On March 1, the conflict over the disputed outcome of last month’s presidential elections in Armenia turned deadly when riot police and Interior Ministry troops clashed with armed opposition demonstrators in the capital city. […] The incident apparently started with a police tracer bullet accidentally ricocheted and killed a demonstrator, enraging the protesters to attack the police.
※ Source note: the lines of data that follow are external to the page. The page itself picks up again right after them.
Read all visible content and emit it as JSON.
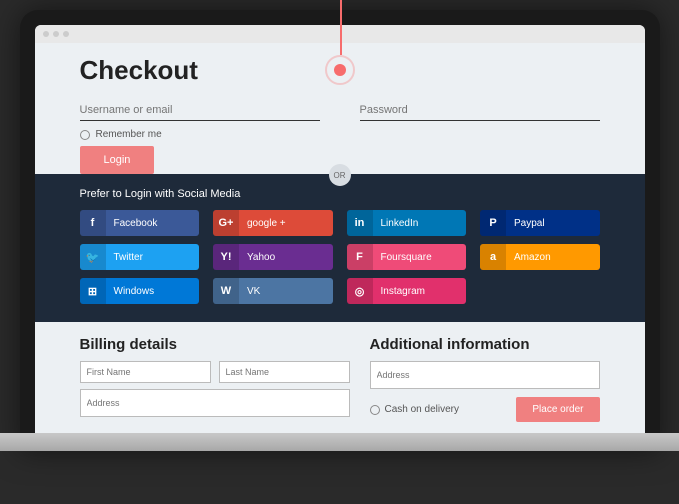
{
  "page_title": "Checkout",
  "login": {
    "username_placeholder": "Username or email",
    "password_placeholder": "Password",
    "remember_label": "Remember me",
    "login_button": "Login"
  },
  "divider_text": "OR",
  "social": {
    "title": "Prefer to Login with Social Media",
    "buttons": {
      "facebook": "Facebook",
      "twitter": "Twitter",
      "windows": "Windows",
      "google": "google +",
      "yahoo": "Yahoo",
      "vk": "VK",
      "linkedin": "LinkedIn",
      "foursquare": "Foursquare",
      "instagram": "Instagram",
      "paypal": "Paypal",
      "amazon": "Amazon"
    }
  },
  "billing": {
    "heading": "Billing details",
    "first_name": "First Name",
    "last_name": "Last Name",
    "address": "Address"
  },
  "additional": {
    "heading": "Additional information",
    "address": "Address",
    "cod_label": "Cash on delivery",
    "place_order": "Place order"
  }
}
The government responded to the melee by declaring a state of emergency in the capital and mobilizing the army to end the mass rallies that had characterized Yerevan since the losing candidates accused President Robert Kocharian of manipulating the results of the Feb. 19 election. They claimed that Kocharian […] resorted to buying votes, rigging ballots, and using government resources, such as the state-run media, to support the campaign of his preferred candidate, incumbent Prime Minister Serge Sarkisian.

[…]

Kocharian charged some protesters with attempting to launch a coup d’état. The president began his declaration of an emergency by announcing that “the self-nominated candidate Levon Ter-Petrosian […] took to illegal actions” by accumulating and transporting weapons and holding public marches without notifying the authorities.

[…]

Saying he hoped to limit further violence, Ter-Petrosian, then briefly under house arrest, called on the demonstrators to end public protests for the duration of the state of emergency. Most people appear to have heeded his appeal, as well as government threats, to stay at home, but scattered looting was reported. The New York Times noted the incongruity of the strong support for Ter-Petroisian among the looters: “‘I’m fighting for honesty,’ said a man in his 50s, holding a stolen beer in one hand and a lemon in the other.”

[…]

Somewhat ironically, a similar mass protest in 1998 compelled Ter-Petrosian, whose reelection in 1996 was also tainted by charges of irregularities, to resign as the country’s first freely elected president since Armenia regained independence in 1991. Critics recall his presidency as being marked by the repression of opposition parties and the death of at least one party activist held in police custody.

Ter-Petrosian has referred to the protests as a “democratic revolution.” Yet, his questionable past makes it difficult to characterize the current situation as another colored revolution such as those that occurred in several former Soviet republics during the 2003-2005 period.